Publicado em 11/10/2016

Por Sabrina D. Marques (Talent Press)

Fome de viver (The Hunger,1983) é um desses filmes que precisam do futuro. A pretensão comercial de Tony Scott satura este seu primeiro longa-metragem e o resultado é um produto esquemático que é tão filho da sua época que, à sua estreia, lhe falha redondamente. Constituindo-se como um case-study para o quão imprevisível pode ser o sucesso comercial, Fome de Viver é o argumento acabado de como um filme não é uma soma calculável de variáveis e está muito para lá das fórmulas estéticas ou das stars que reúne.

O dream team combina Catherine Deneuve, David Bowie e Susan Sarandon num drama erótico entre belos vampiros que se desenrola num estilizado submundo urbano, envolto na soturnidade dos ambientes pós-apocalípticos de Ridley Scott.
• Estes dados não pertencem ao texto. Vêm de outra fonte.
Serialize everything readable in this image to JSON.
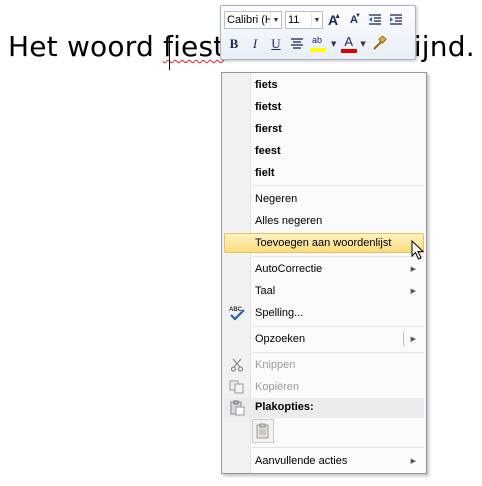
{
  "document": {
    "before": "Het woord ",
    "misspelled": "fiest",
    "after": " wordt onderlijnd."
  },
  "mini_toolbar": {
    "font_name": "Calibri (H",
    "font_size": "11",
    "grow_font": "A",
    "shrink_font": "A",
    "bold": "B",
    "italic": "I",
    "underline": "U",
    "highlight_label": "ab",
    "font_color_label": "A",
    "highlight_color": "#ffff00",
    "font_color": "#e00000"
  },
  "context_menu": {
    "suggestions": [
      "fiets",
      "fietst",
      "fierst",
      "feest",
      "fielt"
    ],
    "ignore": "Negeren",
    "ignore_all": "Alles negeren",
    "add_to_dictionary": "Toevoegen aan woordenlijst",
    "autocorrect": "AutoCorrectie",
    "language": "Taal",
    "spelling": "Spelling...",
    "lookup": "Opzoeken",
    "cut": "Knippen",
    "copy": "Kopiëren",
    "paste_options": "Plakopties:",
    "additional_actions": "Aanvullende acties"
  }
}
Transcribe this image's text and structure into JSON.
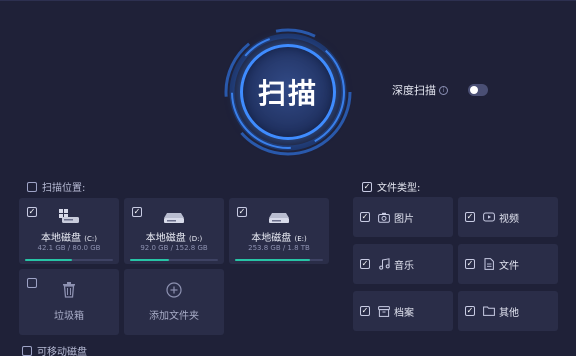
{
  "scan": {
    "label": "扫描"
  },
  "deep_scan": {
    "label": "深度扫描",
    "info": "i",
    "enabled": false
  },
  "scan_location": {
    "title": "扫描位置:",
    "checked": false,
    "drives": [
      {
        "name": "本地磁盘",
        "letter": "(C:)",
        "size": "42.1 GB / 80.0 GB",
        "checked": true,
        "usage": 0.53
      },
      {
        "name": "本地磁盘",
        "letter": "(D:)",
        "size": "92.0 GB / 152.8 GB",
        "checked": true,
        "usage": 0.44
      },
      {
        "name": "本地磁盘",
        "letter": "(E:)",
        "size": "253.8 GB / 1.8 TB",
        "checked": true,
        "usage": 0.85
      }
    ],
    "recycle_bin": {
      "label": "垃圾箱",
      "checked": false
    },
    "add_folder": {
      "label": "添加文件夹"
    }
  },
  "file_types": {
    "title": "文件类型:",
    "checked": true,
    "items": [
      {
        "label": "图片",
        "icon": "camera-icon",
        "checked": true
      },
      {
        "label": "视频",
        "icon": "video-icon",
        "checked": true
      },
      {
        "label": "音乐",
        "icon": "music-icon",
        "checked": true
      },
      {
        "label": "文件",
        "icon": "document-icon",
        "checked": true
      },
      {
        "label": "档案",
        "icon": "archive-icon",
        "checked": true
      },
      {
        "label": "其他",
        "icon": "folder-icon",
        "checked": true
      }
    ]
  },
  "removable": {
    "title": "可移动磁盘",
    "checked": false
  },
  "colors": {
    "accent": "#3f8cff",
    "progress": "#27c4a6",
    "background": "#1f2138",
    "card": "#2a2d48"
  }
}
O goth-rock dos anos 80 surge protagonizado pelos famosos Bauhaus que, tanto na sequência inicial como nos créditos, repetem o tema Bela Lugosi’s dead como quem incita à necessidade de uma renovação pós-Lugosi da figura do vampiro. Estas vampiras são mortíferas femmes fatales: descritas num allure sexualmente ambíguo evocam-nos, entre o erotismo e o terror, a associação estreita entre vampirismo e sexualidade previamente ensaiada por filmes como Rosas de sangue (Et Mourir de Plaisir. Roger Vadim, 1960), A maldição da vampira (Female Vampire,Jess Franco, 1973) ou Vampyros Lesbos (Jess Franco, 1970). Mas, pela dimensão hollywoodesca da adaptação, seria o Drácula de Coppola (1992) a melhor instalar no imaginário comum a figura da vampira-lésbica, hipnotizante criatura de apetites insaciáveis.
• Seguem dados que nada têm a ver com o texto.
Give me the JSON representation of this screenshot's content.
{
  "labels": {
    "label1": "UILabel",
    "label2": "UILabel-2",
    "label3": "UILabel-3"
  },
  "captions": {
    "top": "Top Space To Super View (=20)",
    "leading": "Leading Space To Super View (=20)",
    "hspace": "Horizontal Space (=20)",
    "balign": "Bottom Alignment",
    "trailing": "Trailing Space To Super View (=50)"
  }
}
Se foi afundado pela crítica à sua recepção, hoje a imprecisão narrativa previamente diagnosticada a Fome de viver entusiasma o gosto pós-moderno e os recursos visuais que então denunciavam os tiques publicitários da formação do realizador já não nos parecem clichês tão ostensivos. Objeto de culto, é obrigatório na arqueologia de cinéfilos e melômanos e adianta tantos outros esboços que relacionarão a liberdade clandestina da noite à marginalidade do vampirismo, da depravação sexual e do punk/rock: Rockula (Luca Bercovici, 1990), Amantes eternos (Only Lovers Left Alive, Jim Jarmusch, 2014) ou Garota sombria caminha pela noite (A Girl Walks Home Alone at Night,Ana Lily Amirpour, 2014). Filme inclassificável, Fome de viver parece melhorar a cada revisitação.